Proving that, $|f'(x)-f'(y)|\le k|x-y| \implies (f'(x))^2< 2 kf(x) $
Fix $x \in \Bbb R$.
$f'$ is (Lipschitz) continuous and therefore integrable. For any $d \ge 0$ we have $$ 0 < f(x+d) = f(x) + \int_x^{x+d} f'(t) \, dt = f(x) + df'(x) + \int_x^{x+d}(f'(t) - f'(x)) \, dt \\ \le f(x) + df'(x) + \int_x^{x+d}k(t-x) \, dt \\ = f(x) + df'(x) + \frac 12 kd^2 $$ and the same estimate holds for $d < 0$, because then $$ \int_x^{x+d}(f'(t) - f'(x)) \, dt = -\int_{x+d}^x(f'(t) - f'(x)) \, dt \le -\int_{x+d}^x k(t-x) \, dt = \frac 12 k d^2 \, . $$
In particular for $d = -\frac{f'(x)}{k}$ we get $$ 0 < f(x) - \frac{f'(x)^2}{k} + \frac{f'(x)^2}{2k} = f(x) - \frac{f'(x)^2}{2k} $$ which is the desired conclusion.
This is reminiscent of Landau's inequality.

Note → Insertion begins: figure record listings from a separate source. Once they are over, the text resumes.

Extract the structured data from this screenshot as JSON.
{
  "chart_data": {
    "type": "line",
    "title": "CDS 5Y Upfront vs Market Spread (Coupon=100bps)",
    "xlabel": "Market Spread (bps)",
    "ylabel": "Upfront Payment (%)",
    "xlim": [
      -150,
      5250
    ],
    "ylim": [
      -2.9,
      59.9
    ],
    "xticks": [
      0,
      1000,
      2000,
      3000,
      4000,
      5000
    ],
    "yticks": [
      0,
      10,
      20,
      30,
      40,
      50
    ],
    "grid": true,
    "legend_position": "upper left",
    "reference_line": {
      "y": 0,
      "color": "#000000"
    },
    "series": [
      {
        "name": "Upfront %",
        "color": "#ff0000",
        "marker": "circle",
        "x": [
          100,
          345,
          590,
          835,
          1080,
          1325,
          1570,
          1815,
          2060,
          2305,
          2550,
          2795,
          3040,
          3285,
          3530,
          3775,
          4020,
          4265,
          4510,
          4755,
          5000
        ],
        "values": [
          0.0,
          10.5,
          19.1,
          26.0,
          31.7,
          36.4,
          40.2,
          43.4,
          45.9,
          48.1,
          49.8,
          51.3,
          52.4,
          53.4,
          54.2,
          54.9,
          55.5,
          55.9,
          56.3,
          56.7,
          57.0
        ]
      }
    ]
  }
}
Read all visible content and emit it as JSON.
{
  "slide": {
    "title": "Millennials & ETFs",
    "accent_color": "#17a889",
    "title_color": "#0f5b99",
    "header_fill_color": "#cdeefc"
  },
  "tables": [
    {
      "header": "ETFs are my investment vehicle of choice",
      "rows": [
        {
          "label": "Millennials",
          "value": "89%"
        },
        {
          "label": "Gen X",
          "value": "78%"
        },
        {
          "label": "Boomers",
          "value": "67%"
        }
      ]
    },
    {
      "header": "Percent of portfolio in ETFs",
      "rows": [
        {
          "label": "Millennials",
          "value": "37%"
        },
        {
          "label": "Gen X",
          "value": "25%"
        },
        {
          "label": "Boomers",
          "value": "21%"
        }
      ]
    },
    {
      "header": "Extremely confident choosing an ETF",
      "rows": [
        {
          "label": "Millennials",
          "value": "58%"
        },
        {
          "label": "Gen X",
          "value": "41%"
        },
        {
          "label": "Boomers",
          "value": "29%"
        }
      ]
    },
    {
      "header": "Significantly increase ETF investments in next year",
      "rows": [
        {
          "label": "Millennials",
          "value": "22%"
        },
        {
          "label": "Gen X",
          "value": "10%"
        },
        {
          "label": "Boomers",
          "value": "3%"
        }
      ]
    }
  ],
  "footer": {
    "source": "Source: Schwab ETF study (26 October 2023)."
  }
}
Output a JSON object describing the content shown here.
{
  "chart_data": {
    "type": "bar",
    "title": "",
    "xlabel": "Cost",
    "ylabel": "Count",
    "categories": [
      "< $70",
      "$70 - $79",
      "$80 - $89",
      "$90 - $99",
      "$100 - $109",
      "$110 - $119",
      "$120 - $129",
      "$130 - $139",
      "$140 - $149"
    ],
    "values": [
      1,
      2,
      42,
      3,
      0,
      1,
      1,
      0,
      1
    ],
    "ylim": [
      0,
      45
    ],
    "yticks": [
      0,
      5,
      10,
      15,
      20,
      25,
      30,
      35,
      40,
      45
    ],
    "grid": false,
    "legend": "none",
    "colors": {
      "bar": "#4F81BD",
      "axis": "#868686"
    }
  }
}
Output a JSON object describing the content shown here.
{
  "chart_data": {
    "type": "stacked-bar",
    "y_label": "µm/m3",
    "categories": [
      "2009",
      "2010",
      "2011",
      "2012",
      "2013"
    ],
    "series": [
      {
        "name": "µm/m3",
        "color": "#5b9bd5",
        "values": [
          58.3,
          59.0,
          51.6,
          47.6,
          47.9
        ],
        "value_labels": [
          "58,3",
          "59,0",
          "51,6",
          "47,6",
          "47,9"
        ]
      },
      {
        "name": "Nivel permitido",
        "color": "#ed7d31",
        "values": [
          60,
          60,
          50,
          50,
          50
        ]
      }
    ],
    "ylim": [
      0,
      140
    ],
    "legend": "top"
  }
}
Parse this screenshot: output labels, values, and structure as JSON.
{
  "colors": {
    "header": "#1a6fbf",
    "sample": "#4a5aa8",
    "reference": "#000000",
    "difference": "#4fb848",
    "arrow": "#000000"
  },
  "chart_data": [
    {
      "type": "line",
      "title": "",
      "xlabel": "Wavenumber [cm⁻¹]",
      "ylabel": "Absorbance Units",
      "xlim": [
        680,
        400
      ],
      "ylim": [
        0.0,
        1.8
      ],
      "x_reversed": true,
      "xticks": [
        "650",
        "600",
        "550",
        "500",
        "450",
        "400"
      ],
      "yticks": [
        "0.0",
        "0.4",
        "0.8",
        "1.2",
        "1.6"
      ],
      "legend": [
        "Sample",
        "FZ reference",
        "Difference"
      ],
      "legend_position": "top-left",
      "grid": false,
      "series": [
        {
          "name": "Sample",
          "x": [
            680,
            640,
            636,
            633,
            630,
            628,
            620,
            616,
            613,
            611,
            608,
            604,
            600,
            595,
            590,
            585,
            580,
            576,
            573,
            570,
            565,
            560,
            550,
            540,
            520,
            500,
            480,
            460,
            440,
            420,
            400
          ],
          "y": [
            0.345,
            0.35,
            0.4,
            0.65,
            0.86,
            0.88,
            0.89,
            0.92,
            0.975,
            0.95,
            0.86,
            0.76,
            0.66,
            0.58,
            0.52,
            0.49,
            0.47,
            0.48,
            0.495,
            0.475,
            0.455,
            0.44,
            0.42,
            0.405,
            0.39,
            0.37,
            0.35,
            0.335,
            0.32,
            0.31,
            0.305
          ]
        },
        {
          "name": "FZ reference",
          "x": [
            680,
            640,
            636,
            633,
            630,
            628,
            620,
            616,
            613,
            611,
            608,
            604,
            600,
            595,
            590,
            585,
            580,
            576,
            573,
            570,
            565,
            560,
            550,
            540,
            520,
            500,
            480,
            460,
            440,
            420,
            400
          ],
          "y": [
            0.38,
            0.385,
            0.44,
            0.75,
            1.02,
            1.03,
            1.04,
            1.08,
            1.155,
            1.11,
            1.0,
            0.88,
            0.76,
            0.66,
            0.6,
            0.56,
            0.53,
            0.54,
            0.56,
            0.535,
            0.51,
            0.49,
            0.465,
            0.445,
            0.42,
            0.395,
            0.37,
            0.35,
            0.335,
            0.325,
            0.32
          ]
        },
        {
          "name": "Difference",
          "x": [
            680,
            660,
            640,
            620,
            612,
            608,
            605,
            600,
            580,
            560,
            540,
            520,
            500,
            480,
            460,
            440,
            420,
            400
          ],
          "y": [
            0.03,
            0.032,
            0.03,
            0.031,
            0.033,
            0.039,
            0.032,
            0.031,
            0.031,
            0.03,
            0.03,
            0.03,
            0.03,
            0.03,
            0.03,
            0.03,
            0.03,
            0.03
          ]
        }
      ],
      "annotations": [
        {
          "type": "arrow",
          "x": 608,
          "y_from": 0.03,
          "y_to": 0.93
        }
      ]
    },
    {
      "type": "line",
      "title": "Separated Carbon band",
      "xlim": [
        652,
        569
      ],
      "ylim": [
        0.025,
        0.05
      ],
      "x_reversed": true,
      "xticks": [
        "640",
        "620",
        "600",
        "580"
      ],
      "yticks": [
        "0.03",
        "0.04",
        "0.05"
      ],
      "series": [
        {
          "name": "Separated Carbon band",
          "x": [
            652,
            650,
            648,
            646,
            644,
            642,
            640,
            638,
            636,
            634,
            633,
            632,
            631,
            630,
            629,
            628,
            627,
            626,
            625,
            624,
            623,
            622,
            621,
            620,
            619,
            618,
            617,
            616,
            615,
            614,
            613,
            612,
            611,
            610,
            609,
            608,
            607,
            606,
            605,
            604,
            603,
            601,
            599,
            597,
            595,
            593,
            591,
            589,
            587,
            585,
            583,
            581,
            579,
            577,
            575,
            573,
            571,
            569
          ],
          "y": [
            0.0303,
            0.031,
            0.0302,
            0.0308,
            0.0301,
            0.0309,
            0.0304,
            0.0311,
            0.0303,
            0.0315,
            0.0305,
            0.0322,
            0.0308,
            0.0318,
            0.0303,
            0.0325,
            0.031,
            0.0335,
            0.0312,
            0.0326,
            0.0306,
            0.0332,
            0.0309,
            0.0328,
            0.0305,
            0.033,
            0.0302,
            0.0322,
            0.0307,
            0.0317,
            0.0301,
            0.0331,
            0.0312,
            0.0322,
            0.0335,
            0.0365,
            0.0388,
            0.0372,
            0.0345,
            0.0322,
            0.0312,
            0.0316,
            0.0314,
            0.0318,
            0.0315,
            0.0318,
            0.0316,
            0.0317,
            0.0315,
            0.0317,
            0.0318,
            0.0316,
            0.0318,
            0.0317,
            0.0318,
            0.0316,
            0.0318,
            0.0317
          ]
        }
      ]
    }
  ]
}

WLOG $k=1$ (consider $g=f/k$).
Suppose $f'(0)^2 \ge 2f(0)$. WLOG $f'(0) \le -(2f(0))^{1/2}$ (if otoh $f'(0)$ is positive consider $g(t)=f(-t)$.) Then for every $t>0$ we have $$f'(t)\le t-(2f(0))^{1/2}.$$Integrating, this shows that $$f(x)\le f(0)+x^2/2-2x(2f(0))^{1/2}$$for every $x>0$. If $x=(8f(0))^{1/2}$ it follows that $f(x)<0$.
So $f'(0)^2<2f(0)$. The general case follows ((let $g(t)=f(x+t)$.)